わたしとYCAM
いつしか遠くを近くに
「山口の対義語で 青森ってのがありまして……」
これは、この年明けにYCAMをぶらぶらしていた私をゲストに紹介してくれた時のYCAMのなべたん(渡邉朋也)さんの素敵な言い回しです。青森までの帰路で、私が青森にいるのも山口にYCAMがあったからだなぁと思い出していました。山口大学の2年生の頃にサポートスタッフ(アルバイト)の募集チラシを見かけて、YCAMに通うようになりました。監視社会をテーマにした、三上晴子《欲望のコード》(2010年)は特に衝撃的でした。鑑賞者の身体と響き合うことで、作品が現代社会の縮図となり、議論の場になる。その有り様は、今でも私の中での素晴らしい作品の基準です。機械&運動音痴な私は、技術的な補助より作品を伝える⇆受け取る部分に関わることが主でした。展覧会における監視の仕事は、アーティストから作品の説明を受けたり、鑑賞者の反応やスタッフの対応も目の当たりにできたのも刺激的でした。作品の不調に気づき、報告をすると、スタッフが現場で状況を細かく聞き取り、作品を細かく調整されていました。ミュージアムから「作品の死」を連想することもありますが、YCAMは作品を生み出し、さらにそれを育て、生き物として扱っているようでした。なかでもYCAMの会田大也さんからは大きな影響を受けました。大也さんが実施するワークショップは、作品のエッセンスを的確に伝え、いかに自分事として扱う術を受け渡すか、という考え方に常に満ちていました。いつしか美術史よりも教育普及に興味を持ち、YCAMが実施している市民参加型プロジェクト「meet the artist」を卒論で扱っていました。出来については口をつぐみますが、参加者が試行錯誤の中で獲得してきたものを知ったのは大きな収穫でした。施設から市民への一方向の経験の提供だけではなく、市民が自分で実行するための力と自信を付けていく状況を生むことも文化施設の価値だとわかったからでした。そのころ前町アートセンタ(MAC)(1)でのイベントにも参加していて、当時、国際芸術センター青森(ACAC)の学芸員さんだった服部浩之さんのトークで、現在私が働いているACACの存在を初めて知ることになります。後半はせんべいの創作料理のワークショップで、空腹だったからかトーク内容は覚えていませんが、鍋にせんべいを入れる東北の文化や青森の森の中のアートセンターは印象に残りました。就職試験の折にやっとACACを訪れたのですが、桃源郷に辿り着いたような気持ちになったのもよく覚えています。YCAMに着くと不思議な感覚があります。馴染みの場所でもあり、刺激を受けた特別な場所でもあるのです。なべたんさんとの再会のときもワームホールを発見するためにうろついていたのかもしれません。「青森の対義語で山口ってのがありまして……」と、今後YCAMをご紹介するときは、そんな枕を使ってみようと思います。人の心を遠くに向ける企画を生むことを夢見ていけるのは、本州の端から端まで私を連れて行ってくれたYCAMのおかげなのです。

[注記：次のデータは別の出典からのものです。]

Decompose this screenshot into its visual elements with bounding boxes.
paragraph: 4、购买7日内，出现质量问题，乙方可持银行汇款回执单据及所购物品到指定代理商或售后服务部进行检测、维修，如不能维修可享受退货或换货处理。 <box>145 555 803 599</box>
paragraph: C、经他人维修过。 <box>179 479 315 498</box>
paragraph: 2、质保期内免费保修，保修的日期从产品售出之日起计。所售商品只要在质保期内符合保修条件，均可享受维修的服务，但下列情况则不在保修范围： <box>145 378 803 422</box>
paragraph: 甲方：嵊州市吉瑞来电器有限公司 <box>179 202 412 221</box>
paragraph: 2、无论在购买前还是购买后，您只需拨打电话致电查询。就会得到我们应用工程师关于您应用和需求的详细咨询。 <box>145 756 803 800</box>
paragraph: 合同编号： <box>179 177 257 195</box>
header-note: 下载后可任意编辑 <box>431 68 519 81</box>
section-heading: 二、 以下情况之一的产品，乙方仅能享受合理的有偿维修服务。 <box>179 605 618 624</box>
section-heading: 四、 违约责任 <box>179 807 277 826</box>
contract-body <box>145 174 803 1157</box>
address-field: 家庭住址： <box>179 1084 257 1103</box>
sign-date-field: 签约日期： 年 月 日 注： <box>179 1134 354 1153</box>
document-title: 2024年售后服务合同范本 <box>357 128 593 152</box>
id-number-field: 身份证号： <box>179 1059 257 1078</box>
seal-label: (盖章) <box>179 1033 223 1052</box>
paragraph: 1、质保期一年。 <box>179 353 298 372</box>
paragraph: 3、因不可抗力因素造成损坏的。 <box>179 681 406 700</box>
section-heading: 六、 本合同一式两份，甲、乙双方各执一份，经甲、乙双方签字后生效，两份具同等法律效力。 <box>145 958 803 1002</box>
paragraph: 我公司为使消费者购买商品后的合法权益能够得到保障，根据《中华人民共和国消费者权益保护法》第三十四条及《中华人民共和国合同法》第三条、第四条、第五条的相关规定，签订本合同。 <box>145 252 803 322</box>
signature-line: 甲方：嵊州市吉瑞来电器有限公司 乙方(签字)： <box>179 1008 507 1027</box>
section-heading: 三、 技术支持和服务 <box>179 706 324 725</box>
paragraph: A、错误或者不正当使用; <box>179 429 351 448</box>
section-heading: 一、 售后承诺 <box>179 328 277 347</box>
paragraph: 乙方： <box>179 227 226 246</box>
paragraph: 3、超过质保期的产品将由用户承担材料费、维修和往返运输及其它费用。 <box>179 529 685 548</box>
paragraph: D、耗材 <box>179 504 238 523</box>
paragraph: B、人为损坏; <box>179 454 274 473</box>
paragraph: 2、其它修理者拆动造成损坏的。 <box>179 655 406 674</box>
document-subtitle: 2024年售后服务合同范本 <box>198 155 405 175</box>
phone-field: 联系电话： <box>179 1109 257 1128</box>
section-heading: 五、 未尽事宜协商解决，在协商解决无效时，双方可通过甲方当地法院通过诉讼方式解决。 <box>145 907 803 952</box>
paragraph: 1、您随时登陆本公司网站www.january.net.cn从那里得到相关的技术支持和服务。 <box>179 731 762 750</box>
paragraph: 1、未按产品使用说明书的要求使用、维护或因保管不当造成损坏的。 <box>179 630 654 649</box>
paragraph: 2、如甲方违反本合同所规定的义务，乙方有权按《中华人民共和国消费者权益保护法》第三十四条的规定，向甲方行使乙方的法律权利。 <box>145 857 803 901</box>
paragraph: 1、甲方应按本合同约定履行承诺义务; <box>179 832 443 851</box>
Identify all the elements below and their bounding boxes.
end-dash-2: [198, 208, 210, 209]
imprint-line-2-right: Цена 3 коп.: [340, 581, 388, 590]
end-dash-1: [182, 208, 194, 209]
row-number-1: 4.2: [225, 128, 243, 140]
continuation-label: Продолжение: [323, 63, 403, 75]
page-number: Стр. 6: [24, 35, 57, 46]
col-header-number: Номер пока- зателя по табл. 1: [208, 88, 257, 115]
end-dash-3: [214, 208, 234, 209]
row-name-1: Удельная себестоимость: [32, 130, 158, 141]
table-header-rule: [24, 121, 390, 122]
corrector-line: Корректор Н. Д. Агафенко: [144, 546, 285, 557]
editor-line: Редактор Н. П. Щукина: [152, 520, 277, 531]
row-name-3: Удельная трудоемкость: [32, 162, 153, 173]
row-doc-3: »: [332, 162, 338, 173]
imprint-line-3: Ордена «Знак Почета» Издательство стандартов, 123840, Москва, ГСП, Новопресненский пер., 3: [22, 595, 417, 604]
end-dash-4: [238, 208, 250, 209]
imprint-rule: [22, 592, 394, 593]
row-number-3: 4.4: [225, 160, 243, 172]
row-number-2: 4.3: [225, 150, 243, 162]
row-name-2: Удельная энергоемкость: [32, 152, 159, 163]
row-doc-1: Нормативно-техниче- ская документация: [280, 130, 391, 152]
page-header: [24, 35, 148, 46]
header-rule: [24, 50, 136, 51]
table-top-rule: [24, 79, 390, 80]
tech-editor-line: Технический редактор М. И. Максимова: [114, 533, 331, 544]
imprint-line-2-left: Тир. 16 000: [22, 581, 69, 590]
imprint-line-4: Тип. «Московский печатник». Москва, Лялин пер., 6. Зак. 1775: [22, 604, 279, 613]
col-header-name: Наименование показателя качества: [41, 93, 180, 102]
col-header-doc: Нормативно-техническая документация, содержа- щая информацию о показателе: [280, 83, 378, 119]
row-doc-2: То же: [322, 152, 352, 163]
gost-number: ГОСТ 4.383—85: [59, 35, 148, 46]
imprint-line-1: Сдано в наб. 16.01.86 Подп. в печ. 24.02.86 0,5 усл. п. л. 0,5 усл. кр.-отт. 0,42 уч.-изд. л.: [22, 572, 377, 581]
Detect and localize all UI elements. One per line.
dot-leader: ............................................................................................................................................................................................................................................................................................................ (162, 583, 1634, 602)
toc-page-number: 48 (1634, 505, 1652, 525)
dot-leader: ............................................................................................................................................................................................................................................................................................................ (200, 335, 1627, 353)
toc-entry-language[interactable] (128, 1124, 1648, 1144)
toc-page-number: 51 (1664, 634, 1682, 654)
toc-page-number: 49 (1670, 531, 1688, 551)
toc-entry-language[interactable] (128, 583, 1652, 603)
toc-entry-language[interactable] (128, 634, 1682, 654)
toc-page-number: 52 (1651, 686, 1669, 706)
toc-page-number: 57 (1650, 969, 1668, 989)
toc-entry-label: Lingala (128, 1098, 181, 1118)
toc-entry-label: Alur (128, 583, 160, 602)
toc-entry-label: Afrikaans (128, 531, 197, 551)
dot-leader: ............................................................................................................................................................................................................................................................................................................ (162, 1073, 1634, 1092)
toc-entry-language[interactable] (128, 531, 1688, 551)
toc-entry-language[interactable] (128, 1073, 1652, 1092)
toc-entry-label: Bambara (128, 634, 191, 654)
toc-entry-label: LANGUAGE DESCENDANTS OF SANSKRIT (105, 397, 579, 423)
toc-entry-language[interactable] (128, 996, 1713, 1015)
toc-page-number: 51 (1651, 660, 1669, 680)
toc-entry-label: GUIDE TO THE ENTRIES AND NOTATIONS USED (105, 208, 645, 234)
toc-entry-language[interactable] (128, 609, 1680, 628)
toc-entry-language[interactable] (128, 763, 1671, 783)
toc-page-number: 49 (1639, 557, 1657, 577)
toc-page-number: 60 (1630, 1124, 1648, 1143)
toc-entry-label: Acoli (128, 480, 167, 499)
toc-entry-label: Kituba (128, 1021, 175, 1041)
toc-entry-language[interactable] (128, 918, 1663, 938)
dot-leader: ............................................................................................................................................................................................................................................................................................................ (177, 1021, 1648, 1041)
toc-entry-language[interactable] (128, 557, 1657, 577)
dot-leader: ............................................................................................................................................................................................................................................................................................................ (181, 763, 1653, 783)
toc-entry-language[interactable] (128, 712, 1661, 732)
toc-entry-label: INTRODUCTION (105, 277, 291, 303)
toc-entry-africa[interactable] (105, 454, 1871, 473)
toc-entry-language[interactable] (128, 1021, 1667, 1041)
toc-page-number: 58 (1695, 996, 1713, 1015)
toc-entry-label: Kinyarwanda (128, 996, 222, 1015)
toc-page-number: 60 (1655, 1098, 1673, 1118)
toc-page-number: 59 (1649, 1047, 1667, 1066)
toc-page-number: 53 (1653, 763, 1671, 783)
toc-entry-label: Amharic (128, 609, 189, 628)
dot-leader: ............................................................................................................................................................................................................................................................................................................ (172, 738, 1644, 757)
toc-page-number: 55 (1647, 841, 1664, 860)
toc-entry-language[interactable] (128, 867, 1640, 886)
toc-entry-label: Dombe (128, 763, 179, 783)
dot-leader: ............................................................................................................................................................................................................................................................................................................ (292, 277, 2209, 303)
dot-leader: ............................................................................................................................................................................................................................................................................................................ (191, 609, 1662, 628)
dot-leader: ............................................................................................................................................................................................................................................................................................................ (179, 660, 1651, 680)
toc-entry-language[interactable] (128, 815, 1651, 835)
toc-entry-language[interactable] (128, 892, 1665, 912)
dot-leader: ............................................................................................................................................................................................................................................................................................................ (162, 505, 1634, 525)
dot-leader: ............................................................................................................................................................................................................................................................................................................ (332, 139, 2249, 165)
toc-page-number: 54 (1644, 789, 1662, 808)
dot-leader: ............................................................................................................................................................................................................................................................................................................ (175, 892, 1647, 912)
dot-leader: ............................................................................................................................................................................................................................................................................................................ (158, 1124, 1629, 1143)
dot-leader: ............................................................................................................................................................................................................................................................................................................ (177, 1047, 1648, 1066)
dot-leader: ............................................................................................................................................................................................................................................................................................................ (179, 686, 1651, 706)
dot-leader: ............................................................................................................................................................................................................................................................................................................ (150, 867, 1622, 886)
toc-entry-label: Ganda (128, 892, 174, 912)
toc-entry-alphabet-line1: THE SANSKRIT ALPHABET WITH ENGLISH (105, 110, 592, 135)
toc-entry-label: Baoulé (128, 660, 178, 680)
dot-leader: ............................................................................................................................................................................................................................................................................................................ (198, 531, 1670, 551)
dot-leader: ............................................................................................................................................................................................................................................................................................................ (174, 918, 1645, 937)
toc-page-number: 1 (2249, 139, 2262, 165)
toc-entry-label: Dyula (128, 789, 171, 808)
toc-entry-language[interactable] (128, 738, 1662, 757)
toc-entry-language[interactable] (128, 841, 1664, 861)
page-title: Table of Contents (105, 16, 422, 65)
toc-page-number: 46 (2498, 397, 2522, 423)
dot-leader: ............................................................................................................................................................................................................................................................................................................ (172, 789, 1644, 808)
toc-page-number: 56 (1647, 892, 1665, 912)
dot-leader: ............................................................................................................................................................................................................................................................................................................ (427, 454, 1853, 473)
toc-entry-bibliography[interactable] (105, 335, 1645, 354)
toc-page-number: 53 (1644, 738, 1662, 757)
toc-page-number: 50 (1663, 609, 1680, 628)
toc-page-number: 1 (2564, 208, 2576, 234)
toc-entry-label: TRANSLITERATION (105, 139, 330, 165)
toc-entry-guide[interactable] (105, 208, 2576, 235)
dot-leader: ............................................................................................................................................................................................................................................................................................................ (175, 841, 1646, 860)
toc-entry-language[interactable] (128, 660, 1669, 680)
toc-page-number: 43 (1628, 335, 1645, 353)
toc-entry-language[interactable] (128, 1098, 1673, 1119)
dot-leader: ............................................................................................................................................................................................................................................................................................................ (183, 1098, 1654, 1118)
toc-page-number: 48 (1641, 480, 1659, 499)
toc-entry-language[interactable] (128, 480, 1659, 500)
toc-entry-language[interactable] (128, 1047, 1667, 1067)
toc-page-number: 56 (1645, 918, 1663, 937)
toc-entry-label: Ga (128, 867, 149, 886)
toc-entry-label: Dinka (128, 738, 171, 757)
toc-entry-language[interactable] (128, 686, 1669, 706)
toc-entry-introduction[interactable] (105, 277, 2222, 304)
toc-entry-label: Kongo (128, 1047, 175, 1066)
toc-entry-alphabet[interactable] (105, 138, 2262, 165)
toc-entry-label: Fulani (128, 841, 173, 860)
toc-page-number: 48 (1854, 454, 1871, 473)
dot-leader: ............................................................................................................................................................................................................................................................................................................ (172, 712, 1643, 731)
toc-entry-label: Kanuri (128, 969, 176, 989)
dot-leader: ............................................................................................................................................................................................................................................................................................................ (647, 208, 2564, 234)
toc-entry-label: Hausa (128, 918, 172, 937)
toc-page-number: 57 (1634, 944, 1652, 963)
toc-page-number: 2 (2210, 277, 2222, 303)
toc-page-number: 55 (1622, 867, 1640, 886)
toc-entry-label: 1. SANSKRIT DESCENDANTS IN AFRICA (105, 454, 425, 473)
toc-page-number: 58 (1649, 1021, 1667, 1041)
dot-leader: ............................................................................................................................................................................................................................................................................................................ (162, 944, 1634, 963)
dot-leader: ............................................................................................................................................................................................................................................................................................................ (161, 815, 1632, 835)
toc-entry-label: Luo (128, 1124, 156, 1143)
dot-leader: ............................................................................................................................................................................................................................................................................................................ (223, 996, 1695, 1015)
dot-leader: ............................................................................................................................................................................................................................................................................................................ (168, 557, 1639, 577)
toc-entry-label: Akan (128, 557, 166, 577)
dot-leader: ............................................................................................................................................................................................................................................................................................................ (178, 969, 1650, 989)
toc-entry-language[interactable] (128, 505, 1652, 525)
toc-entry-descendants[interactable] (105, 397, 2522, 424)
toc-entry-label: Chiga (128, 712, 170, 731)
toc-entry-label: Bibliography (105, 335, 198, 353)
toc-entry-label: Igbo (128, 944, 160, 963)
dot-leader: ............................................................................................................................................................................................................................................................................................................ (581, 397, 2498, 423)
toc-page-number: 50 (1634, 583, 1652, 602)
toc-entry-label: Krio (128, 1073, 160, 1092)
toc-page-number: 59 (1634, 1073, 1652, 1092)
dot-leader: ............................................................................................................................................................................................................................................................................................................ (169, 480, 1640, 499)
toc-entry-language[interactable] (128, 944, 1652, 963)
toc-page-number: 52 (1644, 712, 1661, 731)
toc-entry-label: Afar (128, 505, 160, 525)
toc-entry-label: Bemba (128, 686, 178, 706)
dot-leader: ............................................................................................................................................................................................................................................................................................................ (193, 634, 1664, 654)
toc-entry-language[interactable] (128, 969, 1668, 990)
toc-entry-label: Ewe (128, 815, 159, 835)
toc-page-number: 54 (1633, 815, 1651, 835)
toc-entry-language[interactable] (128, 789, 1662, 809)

- 山口市前町にあるシェアハウス型のオルタナティブスペース。2007年に当時、秋吉台国際芸術村の学芸員だった服部浩之らが立ち上げた。文中で触れられている時代は、会田大也の住まいとなっており、オルタナティブスペースとしては会田のほか、Life & eat Clubの津田多江子らによって運営されていた。